Treatment of right ventricular dysfunction in acute respiratory failure
- PMID: 6340963
- DOI: 10.1097/00003246-198305000-00005
Treatment of right ventricular dysfunction in acute respiratory failure
Abstract
The pathophysiology and managements of right ventricular (RV) dysfunction in acute respiratory failure (ARF) is complicated. Results presented in this paper indicate that volume expansion may not be appropriate therapy to maintain or increase cardiac output (CO) when flow is reduced because of increased RV afterload. Volume will increase RV wall stress and O2 requirements so that despite increased preload, CO may fall. If RV afterload is significantly increased, such changes can occur despite a relatively normal RV end-diastolic pressure (RVEDP). Further, increased RV afterload and/or volume expansion can result in increased RV volumes and secondary alteration in left ventricular (LV) diastolic mechanics. Such changes, especially if wedge pressure increases, would tend to increase pulmonary edema. Also, because of potential changes in viscosity and pulmonary vascular resistance (PVR), packed red blood cells may not be indicated to increase CO, arterial O2 content and tissue O2 delivery in the setting of ARF. Therapy designed to reduce PVR may be appropriate to increase flow in the setting of increased RV afterload.
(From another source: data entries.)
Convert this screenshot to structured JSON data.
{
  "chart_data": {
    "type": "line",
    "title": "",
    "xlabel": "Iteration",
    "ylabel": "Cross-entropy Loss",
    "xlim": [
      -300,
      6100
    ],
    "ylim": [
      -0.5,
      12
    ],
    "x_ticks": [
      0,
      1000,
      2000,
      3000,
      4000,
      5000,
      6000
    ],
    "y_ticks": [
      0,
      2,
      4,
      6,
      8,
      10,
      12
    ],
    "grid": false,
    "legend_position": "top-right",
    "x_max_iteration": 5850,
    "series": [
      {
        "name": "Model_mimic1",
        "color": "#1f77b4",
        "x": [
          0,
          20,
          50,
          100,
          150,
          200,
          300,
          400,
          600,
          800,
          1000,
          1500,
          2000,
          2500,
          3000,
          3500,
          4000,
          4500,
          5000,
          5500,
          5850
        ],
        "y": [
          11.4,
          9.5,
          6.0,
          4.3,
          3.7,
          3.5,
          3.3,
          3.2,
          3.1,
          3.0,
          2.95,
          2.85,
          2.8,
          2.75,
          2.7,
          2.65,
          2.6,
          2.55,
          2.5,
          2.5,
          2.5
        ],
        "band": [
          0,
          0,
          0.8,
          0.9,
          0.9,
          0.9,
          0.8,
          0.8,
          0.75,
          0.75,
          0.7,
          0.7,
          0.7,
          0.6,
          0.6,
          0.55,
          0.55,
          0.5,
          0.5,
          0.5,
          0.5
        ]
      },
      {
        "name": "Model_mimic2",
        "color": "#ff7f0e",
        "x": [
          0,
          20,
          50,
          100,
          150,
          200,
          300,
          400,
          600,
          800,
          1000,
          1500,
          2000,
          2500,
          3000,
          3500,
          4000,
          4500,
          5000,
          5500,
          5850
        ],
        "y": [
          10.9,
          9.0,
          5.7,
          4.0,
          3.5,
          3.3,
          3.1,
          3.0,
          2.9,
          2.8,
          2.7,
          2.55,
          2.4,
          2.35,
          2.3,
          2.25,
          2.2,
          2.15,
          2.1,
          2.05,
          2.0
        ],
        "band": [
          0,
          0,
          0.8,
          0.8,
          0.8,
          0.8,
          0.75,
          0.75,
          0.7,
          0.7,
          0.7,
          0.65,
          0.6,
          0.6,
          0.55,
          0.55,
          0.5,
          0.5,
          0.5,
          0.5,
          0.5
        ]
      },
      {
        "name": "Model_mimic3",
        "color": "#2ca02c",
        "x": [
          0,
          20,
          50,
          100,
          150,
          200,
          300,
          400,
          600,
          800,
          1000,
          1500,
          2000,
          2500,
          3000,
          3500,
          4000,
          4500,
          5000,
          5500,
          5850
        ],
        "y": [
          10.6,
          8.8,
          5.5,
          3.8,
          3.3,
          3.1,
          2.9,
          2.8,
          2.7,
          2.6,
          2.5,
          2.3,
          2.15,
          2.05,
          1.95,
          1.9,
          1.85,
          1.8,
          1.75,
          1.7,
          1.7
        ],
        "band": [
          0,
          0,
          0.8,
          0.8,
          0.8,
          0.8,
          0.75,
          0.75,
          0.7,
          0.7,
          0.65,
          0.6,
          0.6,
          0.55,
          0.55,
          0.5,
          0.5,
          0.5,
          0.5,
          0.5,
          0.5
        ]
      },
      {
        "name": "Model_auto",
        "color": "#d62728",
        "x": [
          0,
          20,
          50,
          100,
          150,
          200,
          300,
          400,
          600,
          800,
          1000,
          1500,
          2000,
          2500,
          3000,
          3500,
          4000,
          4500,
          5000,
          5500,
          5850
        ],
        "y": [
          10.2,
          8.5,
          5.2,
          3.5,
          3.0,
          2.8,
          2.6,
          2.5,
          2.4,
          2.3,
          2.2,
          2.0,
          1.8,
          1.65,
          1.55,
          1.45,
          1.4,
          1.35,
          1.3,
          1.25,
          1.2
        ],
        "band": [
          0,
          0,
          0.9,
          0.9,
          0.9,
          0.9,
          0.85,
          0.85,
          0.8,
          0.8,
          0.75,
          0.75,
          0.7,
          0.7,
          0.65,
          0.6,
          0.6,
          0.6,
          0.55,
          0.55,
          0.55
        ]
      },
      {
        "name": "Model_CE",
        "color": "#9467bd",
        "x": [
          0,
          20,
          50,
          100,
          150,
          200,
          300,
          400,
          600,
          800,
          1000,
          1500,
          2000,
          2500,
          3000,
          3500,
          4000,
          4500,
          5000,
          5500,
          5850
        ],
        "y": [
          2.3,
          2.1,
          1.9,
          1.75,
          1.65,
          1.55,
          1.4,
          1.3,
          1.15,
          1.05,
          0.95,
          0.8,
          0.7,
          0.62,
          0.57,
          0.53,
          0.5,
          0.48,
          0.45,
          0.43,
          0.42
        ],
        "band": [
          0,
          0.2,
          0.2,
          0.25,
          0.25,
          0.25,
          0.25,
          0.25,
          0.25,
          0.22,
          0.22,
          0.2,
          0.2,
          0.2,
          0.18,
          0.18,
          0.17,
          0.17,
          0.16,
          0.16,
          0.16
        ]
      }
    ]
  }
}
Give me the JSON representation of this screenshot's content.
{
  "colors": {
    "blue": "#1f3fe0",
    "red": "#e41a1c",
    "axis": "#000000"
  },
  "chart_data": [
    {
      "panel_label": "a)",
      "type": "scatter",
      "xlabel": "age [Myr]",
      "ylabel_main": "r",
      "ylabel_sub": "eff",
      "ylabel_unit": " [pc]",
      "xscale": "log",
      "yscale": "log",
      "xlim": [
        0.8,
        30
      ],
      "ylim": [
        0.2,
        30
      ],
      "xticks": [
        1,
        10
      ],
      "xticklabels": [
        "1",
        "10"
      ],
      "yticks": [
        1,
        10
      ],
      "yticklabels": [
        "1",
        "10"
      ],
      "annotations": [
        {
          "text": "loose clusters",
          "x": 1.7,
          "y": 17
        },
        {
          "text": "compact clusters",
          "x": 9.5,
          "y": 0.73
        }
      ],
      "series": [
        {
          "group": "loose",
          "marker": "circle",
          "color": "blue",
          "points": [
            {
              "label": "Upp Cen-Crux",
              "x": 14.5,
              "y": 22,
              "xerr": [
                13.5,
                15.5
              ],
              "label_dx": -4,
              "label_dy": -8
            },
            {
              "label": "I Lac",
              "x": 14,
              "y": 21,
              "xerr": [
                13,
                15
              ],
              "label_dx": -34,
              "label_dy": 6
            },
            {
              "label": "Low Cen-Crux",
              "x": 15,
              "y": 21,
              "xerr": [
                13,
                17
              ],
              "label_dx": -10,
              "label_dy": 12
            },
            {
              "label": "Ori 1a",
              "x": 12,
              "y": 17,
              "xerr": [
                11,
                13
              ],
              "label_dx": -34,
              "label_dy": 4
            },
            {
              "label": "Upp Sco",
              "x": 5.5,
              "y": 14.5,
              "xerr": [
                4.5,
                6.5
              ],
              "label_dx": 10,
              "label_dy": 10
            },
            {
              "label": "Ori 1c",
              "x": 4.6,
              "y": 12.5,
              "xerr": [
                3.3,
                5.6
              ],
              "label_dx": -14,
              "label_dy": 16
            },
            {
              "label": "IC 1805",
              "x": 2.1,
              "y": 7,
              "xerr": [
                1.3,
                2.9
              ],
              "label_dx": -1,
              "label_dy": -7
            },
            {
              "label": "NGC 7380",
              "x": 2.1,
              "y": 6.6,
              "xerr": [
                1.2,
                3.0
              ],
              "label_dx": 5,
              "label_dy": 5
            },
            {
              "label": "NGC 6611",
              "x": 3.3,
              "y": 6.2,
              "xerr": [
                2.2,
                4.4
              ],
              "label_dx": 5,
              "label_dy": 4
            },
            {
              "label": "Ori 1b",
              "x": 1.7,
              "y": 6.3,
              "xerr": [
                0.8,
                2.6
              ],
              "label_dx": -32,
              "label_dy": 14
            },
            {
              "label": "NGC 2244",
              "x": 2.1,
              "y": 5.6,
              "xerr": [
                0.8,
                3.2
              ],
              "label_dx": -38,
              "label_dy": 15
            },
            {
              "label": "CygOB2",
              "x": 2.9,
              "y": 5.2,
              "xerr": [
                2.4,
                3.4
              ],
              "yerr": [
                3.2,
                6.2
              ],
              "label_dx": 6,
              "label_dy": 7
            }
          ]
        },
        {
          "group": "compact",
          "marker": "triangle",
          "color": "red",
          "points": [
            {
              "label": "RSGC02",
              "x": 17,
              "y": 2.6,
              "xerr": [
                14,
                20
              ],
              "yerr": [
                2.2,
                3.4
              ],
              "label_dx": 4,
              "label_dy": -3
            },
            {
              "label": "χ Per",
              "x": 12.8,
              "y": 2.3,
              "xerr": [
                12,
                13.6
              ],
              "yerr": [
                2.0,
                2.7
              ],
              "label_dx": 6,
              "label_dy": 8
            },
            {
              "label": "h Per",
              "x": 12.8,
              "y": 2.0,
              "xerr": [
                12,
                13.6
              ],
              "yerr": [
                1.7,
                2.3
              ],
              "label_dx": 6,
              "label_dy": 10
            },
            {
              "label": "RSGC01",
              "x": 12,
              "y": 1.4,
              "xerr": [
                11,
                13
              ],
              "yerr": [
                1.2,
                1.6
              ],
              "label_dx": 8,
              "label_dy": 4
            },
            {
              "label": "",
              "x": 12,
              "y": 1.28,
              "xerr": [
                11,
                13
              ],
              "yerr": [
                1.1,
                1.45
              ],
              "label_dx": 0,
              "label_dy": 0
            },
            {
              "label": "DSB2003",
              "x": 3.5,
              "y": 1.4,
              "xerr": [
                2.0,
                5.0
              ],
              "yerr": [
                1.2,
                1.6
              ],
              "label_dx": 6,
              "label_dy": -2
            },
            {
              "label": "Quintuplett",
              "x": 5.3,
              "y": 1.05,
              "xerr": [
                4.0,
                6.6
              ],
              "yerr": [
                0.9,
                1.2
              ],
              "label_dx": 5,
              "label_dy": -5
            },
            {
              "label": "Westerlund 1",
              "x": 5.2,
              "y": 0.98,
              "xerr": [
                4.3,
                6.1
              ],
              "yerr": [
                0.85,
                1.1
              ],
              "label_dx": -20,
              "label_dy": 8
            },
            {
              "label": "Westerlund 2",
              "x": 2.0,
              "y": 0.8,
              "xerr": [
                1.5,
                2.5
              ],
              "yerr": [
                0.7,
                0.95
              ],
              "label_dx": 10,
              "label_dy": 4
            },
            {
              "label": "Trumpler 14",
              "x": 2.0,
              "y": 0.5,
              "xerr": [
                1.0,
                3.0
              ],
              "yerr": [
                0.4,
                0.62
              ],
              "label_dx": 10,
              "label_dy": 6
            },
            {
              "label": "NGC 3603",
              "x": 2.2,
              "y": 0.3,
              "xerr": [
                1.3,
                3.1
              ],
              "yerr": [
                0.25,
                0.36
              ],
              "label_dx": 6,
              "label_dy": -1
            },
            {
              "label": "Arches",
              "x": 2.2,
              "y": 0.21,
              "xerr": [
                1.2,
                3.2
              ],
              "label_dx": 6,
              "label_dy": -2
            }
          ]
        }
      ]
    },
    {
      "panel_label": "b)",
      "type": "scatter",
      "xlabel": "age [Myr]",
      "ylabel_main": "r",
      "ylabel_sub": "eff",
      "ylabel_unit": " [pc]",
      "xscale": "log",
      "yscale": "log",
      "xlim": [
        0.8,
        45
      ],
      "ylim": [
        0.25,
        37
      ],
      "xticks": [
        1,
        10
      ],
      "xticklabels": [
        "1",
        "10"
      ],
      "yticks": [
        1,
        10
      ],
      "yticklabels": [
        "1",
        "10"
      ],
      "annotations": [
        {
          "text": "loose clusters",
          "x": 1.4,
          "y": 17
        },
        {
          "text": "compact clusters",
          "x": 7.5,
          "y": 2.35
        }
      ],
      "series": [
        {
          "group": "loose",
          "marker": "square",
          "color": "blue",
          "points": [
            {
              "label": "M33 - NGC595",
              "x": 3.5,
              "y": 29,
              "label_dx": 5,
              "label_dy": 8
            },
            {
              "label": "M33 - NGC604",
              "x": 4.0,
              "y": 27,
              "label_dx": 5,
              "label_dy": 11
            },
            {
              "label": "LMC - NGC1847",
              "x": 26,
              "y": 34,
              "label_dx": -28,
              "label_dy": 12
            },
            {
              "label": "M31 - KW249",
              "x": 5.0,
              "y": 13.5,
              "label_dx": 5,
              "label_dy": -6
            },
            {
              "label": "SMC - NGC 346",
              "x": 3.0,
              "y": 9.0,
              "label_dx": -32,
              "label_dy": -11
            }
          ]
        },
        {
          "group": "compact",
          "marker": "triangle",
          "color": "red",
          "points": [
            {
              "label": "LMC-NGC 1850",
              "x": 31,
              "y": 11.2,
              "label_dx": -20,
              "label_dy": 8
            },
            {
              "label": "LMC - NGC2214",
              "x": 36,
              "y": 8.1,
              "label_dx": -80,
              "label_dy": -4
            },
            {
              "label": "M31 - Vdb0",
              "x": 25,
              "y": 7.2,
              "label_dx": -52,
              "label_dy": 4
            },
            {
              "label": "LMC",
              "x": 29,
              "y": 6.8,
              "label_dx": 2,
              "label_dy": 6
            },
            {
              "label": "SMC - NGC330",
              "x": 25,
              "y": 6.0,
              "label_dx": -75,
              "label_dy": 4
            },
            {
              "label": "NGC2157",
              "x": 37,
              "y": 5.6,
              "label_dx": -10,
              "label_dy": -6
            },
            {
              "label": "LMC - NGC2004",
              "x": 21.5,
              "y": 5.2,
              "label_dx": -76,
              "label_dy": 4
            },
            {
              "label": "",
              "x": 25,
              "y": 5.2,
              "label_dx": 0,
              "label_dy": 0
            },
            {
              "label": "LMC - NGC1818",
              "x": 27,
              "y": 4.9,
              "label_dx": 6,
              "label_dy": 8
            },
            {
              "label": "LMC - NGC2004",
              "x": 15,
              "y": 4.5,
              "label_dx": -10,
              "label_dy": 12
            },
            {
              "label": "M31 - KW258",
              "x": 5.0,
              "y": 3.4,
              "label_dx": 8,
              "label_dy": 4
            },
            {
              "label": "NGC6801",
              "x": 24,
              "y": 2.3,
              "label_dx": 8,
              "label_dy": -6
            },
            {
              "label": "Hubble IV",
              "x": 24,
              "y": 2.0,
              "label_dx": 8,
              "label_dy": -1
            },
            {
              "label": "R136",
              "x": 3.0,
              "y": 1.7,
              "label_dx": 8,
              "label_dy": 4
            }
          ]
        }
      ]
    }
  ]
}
However, such therapy may also reduce systemic vascular resistance, blood pressure (BP) and RV perfusion pressure. Such changes could lead to RV ischemia and reduced CO. Alternatively, agents which increased RV perfusion and/or contractility will increase CO by reducing RV end-diastolic and end-systolic volumes and may be the treatment of choice to increase flow when RV afterload is elevated.